A minimally invasive spinal fusion back surgery results in less blood loss, less postoperative pain, smaller incisions, a shorter hospital stay and faster recovery and return to work.
Rather than cutting through paraspinal (back) muscles, the surgeon spreads and dilates the muscles to obtain access to the lumbar (lower back) spine. One such operation is called a minimally invasive transforaminal lumbar interbody fusion (MIS TLIF).
It's a complex procedure with a steep learning curve, said Loyola University Medical Center spine surgeon Beejal Amin, MD, who has given talks about the procedure around the country. Dr. Amin is first author of an abstract and surgical video about the procedure in Neurosurgical Focus, a publication of the American Association of Neurosurgeons.

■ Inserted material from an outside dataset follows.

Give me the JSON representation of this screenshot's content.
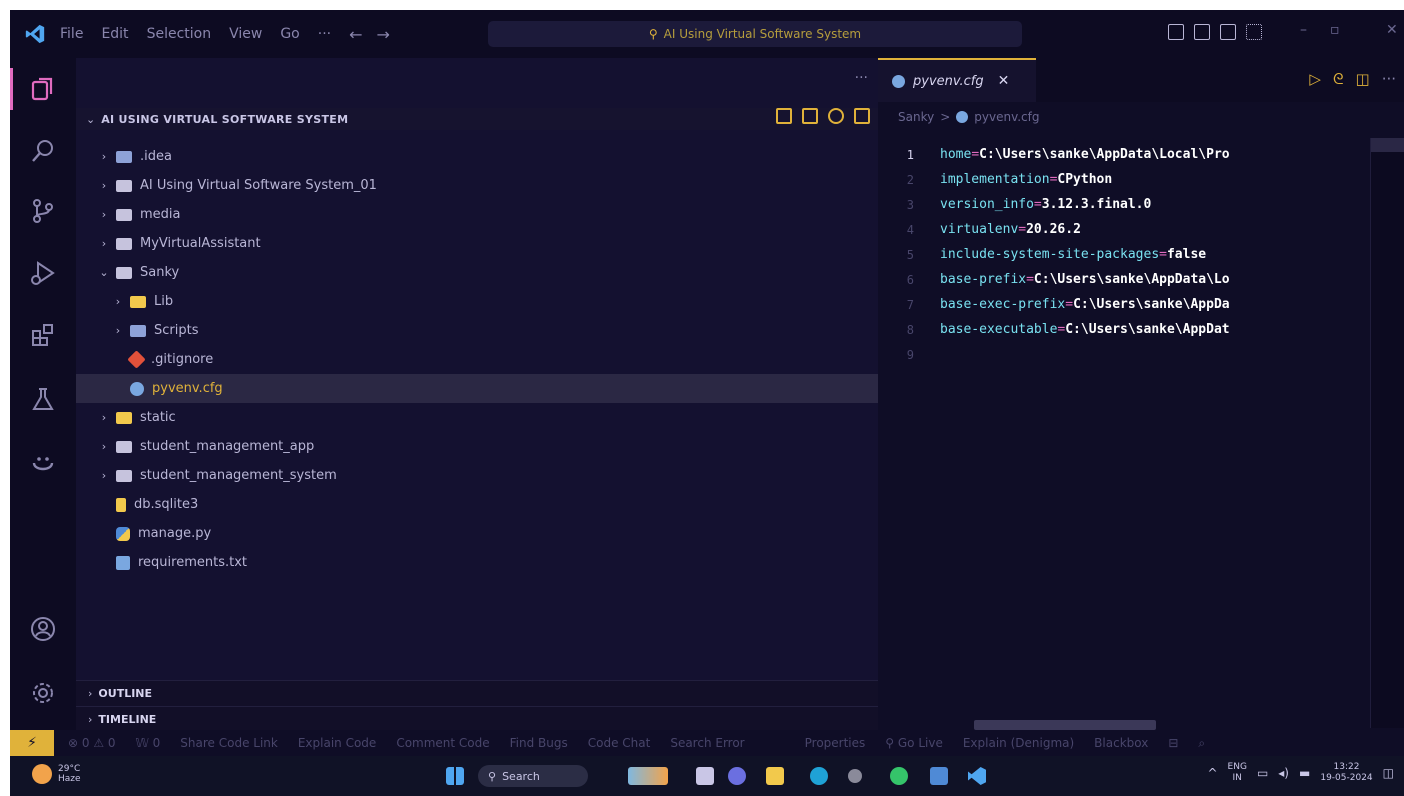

Dr. Amin learned the procedure while completing a fellowship in minimally invasive and complex spine surgery at the University of California at San Francisco Medical Center.
Patient William Hoecker is among Dr. Amin's patients who have greatly benefited from the procedure. Mr. Hoecker suffered debilitating leg pain and numbness due to degenerative spondylolisthesis and spinal stenosis. One vertebra had slipped forward over the vertebra below it, pinching the nerve root and causing pain in the left leg. For Mr. Hoecker, walking just 25 feet was so painful he would have to sit or lie down. He was unable to drive for more than 20 minutes. "I was stuck in my house," he said.
Dr. Amin fused the L4 and L5 vertebrae in Mr. Hoecker's lower back. First, he decompressed the spinal nerve roots. Next, he removed the degenerated disc between the two vertebrae. Then an implant filled with bone graft was placed in the empty disc space between the vertebrae. Dr. Amin implanted rods and screws to hold the vertebrae together. As the bone graft healed, it fused the two vertebrae together, resulting in a single bone.
The surgery dramatically improved Mr. Hoecker's quality of life. He now can walk or drive without limitations. Indeed, he's planning a road trip to Disneyworld, and is confident he will be able to keep up with his grandchildren.
Dr. Amin is an assistant professor in the Department of Neurological Surgery at Loyola University Chicago Stritch School of Medicine. In addition to minimally invasive spine surgery, Dr. Amin's specialties include back pain, cervical spine, complex spinal disorders, general neurosurgery, herniated disc, lumbar disc surgery, neck pain, peripheral nerve, spinal cord injury, spinal deformities and spinal tumors.